The  third stage (2001-2005) saw a change in the financial policies of the state. The National Bank gradually moved away from extending direct loans to the government and measures were deployed to lower inflation and stabilize the exchange rate of the Belarusian Rouble. The Banking Code was enacted on 1st January 2001 and a 30 % profit tax was introduced for banks.

Belarusian banks stepped up efforts to enter the international market and sought ratings from international institutions. BelarusBank was the first to secure a rating from Fitch in 2001. BelarusBank, Belpromstroybank, Belgasprombank, Belinvestbank and Belagroprombank have a B- rating from Fitch. A switch to the international accounting standards should be completed by 1st January 2008.

A concept for the development of the banking system for 2001-2010 was drawn up. This document provides for the state retaining controlling stakes in BelarusBank, Belagroprombank, Belinvestbank and Belpromstroybank until 2010. Stakes held in all other banks by the state may be divested.

Foreign investment in Belarus remained insignificant during this period. Private banks’ growth was held back by the small size of the segment they were allowed to operate in. The development of state companies was primarily driven by retained profits and budgetary infusions. In addition, companies in which the state held shares tended to open accounts with state banks.

Only from 2004-2006 did private banking and the retail sector bounce back. Banks increasingly tapped the small business and retail sectors, which were showing a certain dynamism. Some banking institutions, however, continued to service the financial flows of their founders.

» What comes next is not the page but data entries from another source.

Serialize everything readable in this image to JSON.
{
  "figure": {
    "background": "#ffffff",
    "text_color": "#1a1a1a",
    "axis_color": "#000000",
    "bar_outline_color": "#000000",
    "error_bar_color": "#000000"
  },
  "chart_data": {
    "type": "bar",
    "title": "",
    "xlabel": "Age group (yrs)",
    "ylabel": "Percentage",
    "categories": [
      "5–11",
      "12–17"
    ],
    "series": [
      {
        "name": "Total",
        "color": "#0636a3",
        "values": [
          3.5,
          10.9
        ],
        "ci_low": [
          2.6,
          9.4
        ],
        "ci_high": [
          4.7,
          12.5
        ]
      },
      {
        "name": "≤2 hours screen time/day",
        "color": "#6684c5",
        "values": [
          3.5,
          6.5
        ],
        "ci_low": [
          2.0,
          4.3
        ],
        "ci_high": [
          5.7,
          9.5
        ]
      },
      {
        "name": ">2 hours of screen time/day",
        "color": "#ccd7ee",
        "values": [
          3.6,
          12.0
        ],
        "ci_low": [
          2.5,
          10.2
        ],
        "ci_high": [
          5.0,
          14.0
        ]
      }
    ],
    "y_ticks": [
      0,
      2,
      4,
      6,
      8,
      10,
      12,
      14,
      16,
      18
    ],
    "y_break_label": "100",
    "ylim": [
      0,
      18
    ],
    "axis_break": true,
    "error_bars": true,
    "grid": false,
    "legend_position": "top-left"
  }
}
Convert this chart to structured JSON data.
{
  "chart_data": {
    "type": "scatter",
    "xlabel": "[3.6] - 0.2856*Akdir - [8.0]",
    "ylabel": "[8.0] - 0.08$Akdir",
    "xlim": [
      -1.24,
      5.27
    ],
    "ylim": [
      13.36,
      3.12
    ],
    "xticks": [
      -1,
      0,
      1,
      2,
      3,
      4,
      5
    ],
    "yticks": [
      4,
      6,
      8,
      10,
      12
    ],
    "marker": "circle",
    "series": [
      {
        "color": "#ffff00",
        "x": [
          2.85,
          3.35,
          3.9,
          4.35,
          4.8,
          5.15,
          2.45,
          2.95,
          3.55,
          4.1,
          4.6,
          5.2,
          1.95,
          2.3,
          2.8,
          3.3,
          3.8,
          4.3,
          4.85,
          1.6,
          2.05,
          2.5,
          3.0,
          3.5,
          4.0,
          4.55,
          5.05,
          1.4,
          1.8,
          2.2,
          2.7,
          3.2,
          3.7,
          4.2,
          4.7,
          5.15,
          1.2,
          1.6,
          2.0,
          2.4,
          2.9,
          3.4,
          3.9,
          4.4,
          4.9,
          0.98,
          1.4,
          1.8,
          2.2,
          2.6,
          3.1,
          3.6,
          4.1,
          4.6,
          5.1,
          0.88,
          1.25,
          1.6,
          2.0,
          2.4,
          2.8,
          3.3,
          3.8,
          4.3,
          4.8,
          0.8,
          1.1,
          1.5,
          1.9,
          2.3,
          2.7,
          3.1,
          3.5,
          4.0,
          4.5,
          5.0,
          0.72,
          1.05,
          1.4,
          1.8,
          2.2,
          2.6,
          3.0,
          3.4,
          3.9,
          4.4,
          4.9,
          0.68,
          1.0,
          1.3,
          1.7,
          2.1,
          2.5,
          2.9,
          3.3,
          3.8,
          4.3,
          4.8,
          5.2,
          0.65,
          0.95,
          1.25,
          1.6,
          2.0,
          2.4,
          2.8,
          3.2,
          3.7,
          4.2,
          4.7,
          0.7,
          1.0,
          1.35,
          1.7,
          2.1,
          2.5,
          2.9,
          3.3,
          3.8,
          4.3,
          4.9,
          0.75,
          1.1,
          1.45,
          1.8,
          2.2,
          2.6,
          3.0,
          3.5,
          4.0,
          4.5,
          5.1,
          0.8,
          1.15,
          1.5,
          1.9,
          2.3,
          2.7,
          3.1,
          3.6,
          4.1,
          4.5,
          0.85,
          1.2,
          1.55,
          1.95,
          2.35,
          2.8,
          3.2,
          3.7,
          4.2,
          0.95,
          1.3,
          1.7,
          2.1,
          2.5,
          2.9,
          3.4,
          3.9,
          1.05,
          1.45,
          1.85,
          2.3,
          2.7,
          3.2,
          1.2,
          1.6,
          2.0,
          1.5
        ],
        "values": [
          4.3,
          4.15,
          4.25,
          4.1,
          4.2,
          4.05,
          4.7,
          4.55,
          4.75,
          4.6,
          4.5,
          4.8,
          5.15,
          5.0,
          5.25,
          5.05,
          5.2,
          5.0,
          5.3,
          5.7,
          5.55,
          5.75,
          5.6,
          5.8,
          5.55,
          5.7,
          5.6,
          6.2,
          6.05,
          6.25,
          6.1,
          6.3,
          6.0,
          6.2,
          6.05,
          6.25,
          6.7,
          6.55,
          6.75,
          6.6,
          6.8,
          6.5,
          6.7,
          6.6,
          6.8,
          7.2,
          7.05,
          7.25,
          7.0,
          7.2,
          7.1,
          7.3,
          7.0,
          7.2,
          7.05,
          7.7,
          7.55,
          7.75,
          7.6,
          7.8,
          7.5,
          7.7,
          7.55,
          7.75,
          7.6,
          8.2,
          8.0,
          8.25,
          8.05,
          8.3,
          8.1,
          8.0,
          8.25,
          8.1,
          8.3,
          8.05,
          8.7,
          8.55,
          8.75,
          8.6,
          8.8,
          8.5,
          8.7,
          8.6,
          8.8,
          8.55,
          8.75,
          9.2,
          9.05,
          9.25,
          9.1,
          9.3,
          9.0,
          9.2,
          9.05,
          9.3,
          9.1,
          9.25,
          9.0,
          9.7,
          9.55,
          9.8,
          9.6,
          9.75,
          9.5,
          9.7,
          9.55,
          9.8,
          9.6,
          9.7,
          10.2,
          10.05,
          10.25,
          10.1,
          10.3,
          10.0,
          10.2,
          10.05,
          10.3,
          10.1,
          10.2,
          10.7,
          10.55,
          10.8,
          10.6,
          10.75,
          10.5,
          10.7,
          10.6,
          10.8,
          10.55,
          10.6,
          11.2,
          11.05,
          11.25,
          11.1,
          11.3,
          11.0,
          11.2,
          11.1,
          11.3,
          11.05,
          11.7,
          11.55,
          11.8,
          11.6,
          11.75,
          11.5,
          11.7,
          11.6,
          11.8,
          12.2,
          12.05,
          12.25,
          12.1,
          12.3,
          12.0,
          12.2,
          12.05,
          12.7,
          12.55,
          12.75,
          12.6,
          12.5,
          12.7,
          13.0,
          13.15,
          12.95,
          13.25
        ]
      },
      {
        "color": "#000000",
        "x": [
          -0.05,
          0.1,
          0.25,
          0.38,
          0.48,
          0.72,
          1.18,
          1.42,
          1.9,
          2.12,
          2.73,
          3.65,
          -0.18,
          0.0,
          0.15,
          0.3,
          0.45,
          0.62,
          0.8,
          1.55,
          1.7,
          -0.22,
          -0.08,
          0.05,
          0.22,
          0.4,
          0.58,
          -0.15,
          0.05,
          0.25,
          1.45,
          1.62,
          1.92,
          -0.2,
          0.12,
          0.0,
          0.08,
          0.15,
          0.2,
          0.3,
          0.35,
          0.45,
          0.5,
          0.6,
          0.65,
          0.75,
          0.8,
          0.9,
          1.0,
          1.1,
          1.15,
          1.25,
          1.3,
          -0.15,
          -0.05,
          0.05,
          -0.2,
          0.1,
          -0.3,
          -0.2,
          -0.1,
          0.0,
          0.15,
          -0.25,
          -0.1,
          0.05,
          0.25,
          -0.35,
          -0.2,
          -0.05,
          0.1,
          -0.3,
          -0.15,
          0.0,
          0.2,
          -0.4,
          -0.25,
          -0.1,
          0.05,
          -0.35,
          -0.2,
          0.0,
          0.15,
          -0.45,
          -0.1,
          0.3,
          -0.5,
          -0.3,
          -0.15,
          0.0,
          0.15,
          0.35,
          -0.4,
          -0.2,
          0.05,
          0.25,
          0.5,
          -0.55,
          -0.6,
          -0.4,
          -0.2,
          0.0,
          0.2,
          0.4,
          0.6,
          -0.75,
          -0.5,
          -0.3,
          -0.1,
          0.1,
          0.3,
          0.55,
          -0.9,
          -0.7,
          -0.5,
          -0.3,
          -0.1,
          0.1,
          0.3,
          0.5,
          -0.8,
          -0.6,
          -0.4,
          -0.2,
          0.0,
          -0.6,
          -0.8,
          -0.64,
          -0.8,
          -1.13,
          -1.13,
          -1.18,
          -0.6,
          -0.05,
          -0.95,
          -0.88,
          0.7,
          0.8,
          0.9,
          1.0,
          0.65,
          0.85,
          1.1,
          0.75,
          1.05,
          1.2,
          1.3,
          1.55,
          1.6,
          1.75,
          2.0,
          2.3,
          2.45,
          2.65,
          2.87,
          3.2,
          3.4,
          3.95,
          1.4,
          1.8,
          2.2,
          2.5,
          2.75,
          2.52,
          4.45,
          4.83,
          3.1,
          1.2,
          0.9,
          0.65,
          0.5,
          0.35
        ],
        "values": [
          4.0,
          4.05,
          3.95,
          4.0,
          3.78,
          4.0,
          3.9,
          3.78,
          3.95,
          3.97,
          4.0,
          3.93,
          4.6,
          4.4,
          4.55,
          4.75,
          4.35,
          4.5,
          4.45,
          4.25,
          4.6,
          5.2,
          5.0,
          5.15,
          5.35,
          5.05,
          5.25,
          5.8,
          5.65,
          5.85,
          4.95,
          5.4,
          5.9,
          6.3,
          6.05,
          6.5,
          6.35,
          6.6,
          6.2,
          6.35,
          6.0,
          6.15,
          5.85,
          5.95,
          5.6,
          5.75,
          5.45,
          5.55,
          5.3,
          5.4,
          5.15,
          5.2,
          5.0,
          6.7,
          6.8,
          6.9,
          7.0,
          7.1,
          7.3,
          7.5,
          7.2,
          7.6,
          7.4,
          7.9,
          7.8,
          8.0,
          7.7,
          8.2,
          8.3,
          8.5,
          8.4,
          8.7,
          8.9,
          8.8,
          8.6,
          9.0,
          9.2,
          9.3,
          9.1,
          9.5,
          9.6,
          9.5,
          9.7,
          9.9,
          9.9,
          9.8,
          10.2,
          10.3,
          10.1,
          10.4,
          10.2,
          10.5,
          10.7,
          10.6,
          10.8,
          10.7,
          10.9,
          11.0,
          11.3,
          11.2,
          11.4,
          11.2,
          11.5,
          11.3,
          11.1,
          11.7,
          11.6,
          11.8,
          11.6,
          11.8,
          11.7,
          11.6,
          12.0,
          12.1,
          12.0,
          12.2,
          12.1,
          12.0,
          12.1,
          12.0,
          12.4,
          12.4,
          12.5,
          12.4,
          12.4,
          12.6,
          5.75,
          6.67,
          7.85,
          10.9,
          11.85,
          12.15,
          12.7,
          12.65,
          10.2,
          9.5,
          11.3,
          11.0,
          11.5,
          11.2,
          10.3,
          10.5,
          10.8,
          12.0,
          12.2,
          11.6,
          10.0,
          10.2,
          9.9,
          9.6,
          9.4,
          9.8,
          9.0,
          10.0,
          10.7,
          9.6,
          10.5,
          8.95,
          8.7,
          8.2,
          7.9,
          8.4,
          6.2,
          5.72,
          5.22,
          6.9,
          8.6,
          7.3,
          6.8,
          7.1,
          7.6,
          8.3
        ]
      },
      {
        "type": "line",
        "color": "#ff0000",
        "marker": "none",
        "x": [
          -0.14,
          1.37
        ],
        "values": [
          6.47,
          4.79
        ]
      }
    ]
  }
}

Foreign investment was driven less by Belarus’ enabling environment as by a desire to stake a claim in a market which might prove promising in the future. The creation of AstanaEximBank, a member of TuranAlem Group owned by Kazakhstan’s largest bank, is a good illustration of this trend. While it initially focused on financing trade between Kazakhstan and Belarus, it soon expanded into SME financing. 

A similar strategy was followed by Russian-owned Slavneftebank and Belgazprom, which are among the ten largest banks in Belarus.  Even PriorBank, which managed to retain some major state companies among its clients due to its ability to tap international financial markets, was not immune to this trend. (In early 2003, Raiffeisen Zentralbank Österreich acquired a controlling stake in the bank through its branch  Raiffeisen International Beteiligungs AG).

 

Fourth Stage: Banking Boom Takes Hold

A new stage of development was inaugurated in 2006. 

Belarusian banks switched to a commonly-used taxation system, which allowed them to boost their profits and increase the attractiveness of banking investment. 

Russia’s refusal to continue its hidden subsidies of the Belarusian economy in the shape of cheap energy supplies led to a resource crunch. This opened up a new niche in the banking sector - namely, the financing of enterprises which no longer had sufficient internal resources. The funding needs of these companies overwhelmed the capacity of state and private banks.

This spurred Belarusian banks to step up efforts to attract funds from abroad. The share of non-residents in the liabilities of Belarusian banks rose from 8.8% to 10.2% and, then, to 12.7% in the first quarter of 2007. In 2007, a number of major Russian banks entered the Belarusian market. Specifically, Vneshtorgbank and Vneshekonomabk acquired controlling stakes in Slavneftebank and Belvneshekonombank, respectively.

In view of the changing operating environment for banks and an unexpected boom of banking services, the 2001-2010 concept for the development of the banking sector was replaced by the 2006-2010 program for the development of the banking sector. However, this change did not bring about any shift in state policy towards banks.